Despite the utter lack of progress in getting a deal done, the frustrated players insist they stand behind Billy Hunter and ask for support in there stance.
“We support Billy 100 percent. We support D-Fish 100 percent. My main thing, we’ve just got to stick together. As players we’re sticking together.” said New York Knick Carmelo Anthony.
One thing that NBA Owners are fearing more than anything in these talks, is Union desertification ala the NFLPA doing so during this summer’s NFL lockout. Union head Billy Hunter and Player rep Derek Fisher have taken a hard stance against such an action, but only time will tell how many games will be cancelled before they ultimately make a decision to go ahead with desertification.

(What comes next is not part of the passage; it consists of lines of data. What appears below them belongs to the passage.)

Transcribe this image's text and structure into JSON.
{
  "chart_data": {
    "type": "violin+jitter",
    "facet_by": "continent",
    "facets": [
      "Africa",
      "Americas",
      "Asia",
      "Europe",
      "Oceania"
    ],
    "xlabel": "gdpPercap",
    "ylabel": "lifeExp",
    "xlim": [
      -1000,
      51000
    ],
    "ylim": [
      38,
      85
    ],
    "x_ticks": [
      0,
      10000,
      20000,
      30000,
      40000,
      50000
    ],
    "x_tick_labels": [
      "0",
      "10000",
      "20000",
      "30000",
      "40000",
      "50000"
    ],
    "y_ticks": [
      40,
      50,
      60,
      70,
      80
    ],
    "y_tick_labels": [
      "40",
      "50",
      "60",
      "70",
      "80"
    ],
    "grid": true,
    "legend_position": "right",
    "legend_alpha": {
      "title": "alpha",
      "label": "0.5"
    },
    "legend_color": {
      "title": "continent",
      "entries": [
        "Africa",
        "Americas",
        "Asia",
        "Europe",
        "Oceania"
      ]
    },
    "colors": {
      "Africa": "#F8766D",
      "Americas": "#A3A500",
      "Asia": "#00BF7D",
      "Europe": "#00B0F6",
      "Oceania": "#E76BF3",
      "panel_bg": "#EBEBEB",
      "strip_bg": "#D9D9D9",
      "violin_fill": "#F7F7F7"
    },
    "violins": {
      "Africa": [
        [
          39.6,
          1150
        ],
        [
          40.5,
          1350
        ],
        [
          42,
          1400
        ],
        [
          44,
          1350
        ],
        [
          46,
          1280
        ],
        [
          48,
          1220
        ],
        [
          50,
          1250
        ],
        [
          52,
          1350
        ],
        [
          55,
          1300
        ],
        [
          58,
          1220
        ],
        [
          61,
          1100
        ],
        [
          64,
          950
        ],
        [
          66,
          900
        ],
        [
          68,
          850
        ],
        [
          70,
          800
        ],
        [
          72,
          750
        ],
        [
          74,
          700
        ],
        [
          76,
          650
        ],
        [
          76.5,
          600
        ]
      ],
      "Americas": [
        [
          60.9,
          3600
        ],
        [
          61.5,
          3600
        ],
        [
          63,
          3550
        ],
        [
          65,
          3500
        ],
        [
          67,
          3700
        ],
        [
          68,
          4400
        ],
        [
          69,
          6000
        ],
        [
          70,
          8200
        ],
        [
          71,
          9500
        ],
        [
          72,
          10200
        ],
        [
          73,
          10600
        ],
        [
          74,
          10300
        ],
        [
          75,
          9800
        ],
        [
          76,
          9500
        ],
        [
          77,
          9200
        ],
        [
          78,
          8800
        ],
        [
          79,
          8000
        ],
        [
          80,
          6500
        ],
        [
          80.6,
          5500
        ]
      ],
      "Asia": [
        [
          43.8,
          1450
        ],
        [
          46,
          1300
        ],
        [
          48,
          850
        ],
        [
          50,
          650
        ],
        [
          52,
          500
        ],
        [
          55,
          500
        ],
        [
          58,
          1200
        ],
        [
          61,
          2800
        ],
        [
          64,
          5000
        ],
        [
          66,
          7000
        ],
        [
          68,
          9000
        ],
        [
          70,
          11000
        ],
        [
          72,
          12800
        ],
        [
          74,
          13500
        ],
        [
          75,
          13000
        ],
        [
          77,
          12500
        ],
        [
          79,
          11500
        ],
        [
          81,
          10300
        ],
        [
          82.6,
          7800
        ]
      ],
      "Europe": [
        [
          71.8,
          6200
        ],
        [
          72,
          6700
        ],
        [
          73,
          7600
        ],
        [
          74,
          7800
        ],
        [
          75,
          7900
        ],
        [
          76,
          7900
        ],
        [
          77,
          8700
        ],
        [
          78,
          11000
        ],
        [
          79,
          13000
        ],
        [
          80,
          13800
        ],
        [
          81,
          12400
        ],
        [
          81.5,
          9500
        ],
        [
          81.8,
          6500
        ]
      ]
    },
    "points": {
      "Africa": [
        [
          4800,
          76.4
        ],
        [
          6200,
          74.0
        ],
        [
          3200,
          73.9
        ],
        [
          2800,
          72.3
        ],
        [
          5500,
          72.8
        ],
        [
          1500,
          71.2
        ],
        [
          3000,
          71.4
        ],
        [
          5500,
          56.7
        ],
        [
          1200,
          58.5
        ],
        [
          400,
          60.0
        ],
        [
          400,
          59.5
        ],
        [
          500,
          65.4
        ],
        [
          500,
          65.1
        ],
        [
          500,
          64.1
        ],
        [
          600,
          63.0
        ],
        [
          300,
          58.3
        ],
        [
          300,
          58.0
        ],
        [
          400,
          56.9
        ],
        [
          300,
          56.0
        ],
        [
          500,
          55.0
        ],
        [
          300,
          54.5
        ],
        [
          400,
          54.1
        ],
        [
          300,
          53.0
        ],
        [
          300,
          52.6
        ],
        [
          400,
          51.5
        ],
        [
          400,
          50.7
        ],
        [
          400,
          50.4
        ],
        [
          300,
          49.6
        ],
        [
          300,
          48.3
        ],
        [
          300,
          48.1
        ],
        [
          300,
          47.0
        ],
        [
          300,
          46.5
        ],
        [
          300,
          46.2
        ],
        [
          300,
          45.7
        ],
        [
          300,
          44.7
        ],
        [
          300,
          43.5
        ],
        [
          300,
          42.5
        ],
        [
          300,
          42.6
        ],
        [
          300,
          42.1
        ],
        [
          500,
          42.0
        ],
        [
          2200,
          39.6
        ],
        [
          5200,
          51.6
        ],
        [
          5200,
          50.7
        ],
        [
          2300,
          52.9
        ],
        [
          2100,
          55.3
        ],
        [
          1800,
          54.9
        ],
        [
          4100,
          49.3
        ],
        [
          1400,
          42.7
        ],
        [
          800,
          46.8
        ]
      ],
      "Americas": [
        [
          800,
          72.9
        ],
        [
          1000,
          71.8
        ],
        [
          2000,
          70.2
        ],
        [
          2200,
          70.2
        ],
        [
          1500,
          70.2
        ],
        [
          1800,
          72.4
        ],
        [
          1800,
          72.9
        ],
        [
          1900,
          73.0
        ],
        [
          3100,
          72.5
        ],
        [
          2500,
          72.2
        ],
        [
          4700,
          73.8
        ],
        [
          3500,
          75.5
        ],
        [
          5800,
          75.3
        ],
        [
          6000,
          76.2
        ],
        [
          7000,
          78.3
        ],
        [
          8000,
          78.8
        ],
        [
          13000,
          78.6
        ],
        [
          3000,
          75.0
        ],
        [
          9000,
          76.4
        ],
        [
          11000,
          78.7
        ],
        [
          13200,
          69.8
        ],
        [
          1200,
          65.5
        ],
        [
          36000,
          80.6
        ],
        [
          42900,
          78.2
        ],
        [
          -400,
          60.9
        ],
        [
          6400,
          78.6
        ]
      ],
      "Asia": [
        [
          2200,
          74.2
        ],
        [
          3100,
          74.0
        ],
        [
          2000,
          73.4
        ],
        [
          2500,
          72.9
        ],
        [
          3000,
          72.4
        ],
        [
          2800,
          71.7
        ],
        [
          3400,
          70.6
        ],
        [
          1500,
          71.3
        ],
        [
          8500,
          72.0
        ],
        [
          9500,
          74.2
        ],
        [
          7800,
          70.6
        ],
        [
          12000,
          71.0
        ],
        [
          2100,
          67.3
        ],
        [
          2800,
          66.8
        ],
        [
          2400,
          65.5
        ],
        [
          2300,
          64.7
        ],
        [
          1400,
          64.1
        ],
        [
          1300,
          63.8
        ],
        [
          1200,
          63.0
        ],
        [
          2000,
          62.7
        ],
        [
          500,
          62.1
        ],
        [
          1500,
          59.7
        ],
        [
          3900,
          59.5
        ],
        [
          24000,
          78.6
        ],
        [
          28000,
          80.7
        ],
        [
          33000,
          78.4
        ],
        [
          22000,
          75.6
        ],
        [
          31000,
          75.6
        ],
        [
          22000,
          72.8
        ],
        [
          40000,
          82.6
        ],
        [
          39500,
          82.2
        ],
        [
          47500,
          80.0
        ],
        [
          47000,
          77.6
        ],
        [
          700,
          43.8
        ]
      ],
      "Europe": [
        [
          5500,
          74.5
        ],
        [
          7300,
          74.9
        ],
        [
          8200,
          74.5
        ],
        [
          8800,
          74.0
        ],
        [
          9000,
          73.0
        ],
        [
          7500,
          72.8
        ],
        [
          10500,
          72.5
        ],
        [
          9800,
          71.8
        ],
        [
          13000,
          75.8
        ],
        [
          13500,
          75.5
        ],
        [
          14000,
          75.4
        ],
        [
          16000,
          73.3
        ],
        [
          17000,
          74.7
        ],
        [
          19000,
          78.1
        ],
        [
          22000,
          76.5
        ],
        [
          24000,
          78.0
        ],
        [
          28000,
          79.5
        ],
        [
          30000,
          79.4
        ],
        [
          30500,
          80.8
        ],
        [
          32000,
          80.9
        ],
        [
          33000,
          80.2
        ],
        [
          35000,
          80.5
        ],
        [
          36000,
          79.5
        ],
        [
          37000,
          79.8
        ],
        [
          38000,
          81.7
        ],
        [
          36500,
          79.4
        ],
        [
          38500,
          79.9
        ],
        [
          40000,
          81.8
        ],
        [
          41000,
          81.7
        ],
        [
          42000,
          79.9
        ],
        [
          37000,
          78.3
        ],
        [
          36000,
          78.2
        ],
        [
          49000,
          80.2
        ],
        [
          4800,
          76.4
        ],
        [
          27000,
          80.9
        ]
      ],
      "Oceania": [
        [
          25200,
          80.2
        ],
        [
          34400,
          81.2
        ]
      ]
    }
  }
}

Two major things stand in the way of the NBA season getting under way. One being the player’s resisting the hard cap David Stern wishes to implement. The other involves how much of a percentage of revenue the players will earn under the new CBA. Under the previous agreement players earned 57 percent of all basketball income. The player’s aren’t opposed to a small slice being cut out but the owners want the total share of the players to dip into the mid 40′s. This is a number the Union has rejected such a low percentage and thus the fight continues.
Derek Fisher argues that the expected growth in popularity of the NBA means a higher revenue stream and a lower cut for the player would be cheating them out of precious earnings.
“Our game has never been more popular and we’re poised to see tremendous revenue growth over the next 5 to 6 years. … We must share fairly in the continued growth of our business. Any deal that decouples us from a fair share of the revenue growth in the years ahead is a deal we cannot accept. Period!”
-NBA Player President Derek Fisher
Mr. Fisher may sound a bit pompus in his quote, but he has a point. Even though nobody cares about the ‘popular’ NBA (40% of the populus doesn’t even know it’s locked out), the earnings will continue to grow and ANY divide in sharing will hurt the side with the lower percentage.
Why they can’t go 50/50 is so far beyond me it’s ridiculous. I believe that would accurately fill out Fisher’s claim for fairness in sharing, but who am I to talk; I’m just an unbiased common sense sports writer, not an uber-intelligent economic strategist of an NBA player or Owner.
Either which way you look at it, a deal does need to be reached soon, otherwise (as we’ve seen) games will be cancelled. It’s only a matter of time before the ones that do count start slipping away.